On March 18, 2013, the Canadian federal government announced the creation of the Tanker Safety Expert Panel. Captain Gordon Houston was Chair of the Tanker Safety Expert Panel that completed its assessment of Canada’s Ship-Source Oil Spill Preparedness and Response Regime. The panel has submitted two reports to the Minister of Transport. The first report was completed in November 2013 and addressed the current regime south of 60 degrees. The second, completed in September 2014 focused on the requirements for the Arctic and hazardous and noxious substances nationally and was recently released. The June 2015 issue of BC Shipping News contains a very informative interview with Captain Houston. Highlights from the interview include:
The Panel’s first report — A Review of Canada’s Ship-source Oil Spill Preparedness and Response Regime — offered 45 recommendations to the Federal Government covering areas of prevention, preparedness and response; strengthening the polluter pay principle; leadership and stewardship; communication and engagement; and continuous improvement. While the Panel concluded that “the overall preparedness and response regime is fundamentally sound,” the report noted that the last comprehensive review of Canada’s spill response regime was 20 years ago with the Brander-Smith Report and that, since that time, resource extraction, port activity, and shipping traffic volumes had increased; new technologies and best practices in the field of oil spill response had been developed; and that the review would “set Canada on a course of continuous improvement.” Of the 45 recommendations, the Federal Government accepted 44. The remaining recommendation — that of disbanding Regional Advisory Councils — was rejected, however, the Review had called for its dissolution because it had the impossible task of educating the public and providing advice to the government without having any funding in place to do so.
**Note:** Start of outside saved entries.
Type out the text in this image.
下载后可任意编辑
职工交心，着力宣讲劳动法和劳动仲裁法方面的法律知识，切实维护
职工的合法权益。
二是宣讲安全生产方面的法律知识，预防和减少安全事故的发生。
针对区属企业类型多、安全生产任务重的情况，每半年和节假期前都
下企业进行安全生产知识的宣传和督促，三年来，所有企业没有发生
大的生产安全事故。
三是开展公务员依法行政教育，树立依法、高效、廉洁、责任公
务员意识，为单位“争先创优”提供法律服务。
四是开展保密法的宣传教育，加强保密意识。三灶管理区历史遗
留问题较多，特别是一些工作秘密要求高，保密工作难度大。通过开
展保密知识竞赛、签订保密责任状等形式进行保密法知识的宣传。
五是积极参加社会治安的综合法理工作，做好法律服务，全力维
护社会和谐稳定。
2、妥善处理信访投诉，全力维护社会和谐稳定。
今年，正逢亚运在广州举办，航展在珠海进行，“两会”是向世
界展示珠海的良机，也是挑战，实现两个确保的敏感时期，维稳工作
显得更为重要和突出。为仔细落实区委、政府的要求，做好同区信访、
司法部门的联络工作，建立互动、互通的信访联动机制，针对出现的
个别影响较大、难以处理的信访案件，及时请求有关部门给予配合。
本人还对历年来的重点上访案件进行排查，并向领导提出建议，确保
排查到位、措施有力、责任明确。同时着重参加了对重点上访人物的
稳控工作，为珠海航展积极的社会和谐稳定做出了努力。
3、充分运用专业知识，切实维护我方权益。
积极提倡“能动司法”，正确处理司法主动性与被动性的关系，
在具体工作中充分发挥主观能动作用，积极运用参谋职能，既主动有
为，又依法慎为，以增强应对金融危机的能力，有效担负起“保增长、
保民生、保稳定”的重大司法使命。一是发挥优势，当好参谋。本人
That may have changed as Houston believes that a budget has been established for RACs. So in a way, the result is better than the recommendation.
Captain Houston Chair, Tanker Safety Expert Panel spoke at The Chartered Institute of Logistics and Transportation North America – Pacific Chapter – Gateway Series Spring Luncheon, Tuesday, June 23, 2015. The proceedings from that event are available for downloading. K. Joseph Spears’ article‘CILTNA luncheon with Capt. Gordon Houston, Chair, Tanker Safety Expert Panel’ appeared in the August 2015 issue of Canadian Sailings.
The CILTNA luncheon topic was timely, due in part to:
– An increase in oil shipments and the transport of other potential pollutants such as liquefied natural gas and other hazardous and noxious substances through Canadian waters;
– Concerns raised in the Commissioner of the Environment and Sustainable Development 2010 Fall Report, Oil Spills from Ships; and
– Public interest in oil tanker safety issues.
Tanker Safety Expert Panel Scope of the Review
The panel was mandated to conduct a pan-Canadian review and assessment of Canada’s Ship-source Oil Spill Preparedness and Response Regime, as it applies to oil handling facilities and ship-source oil spill preparedness and response. In particular, the review examined the:
– Regime’s current regulated preparedness capacity of 10,000 tonnes.
– Is the current maximum preparedness capacity of 10,000 tonnes adequate? Is it a world-class standard?
– What are the implications of increasing this requirement above 10,000 tonnes?
– How effective is the Regime’s governance structure, including such elements as the private-public model, funding and fee arrangements, placement of response assets, and cascading resources?
– How are preparedness and response linked to liability and compensation?
– Regime coverage.
– Is there a need for, and what are the financial implications of, creating a cost-effective preparedness and response regime in the North and extending the current regime to hazardous and noxious substances, such as liquid natural gas, and new or unconventional oil products?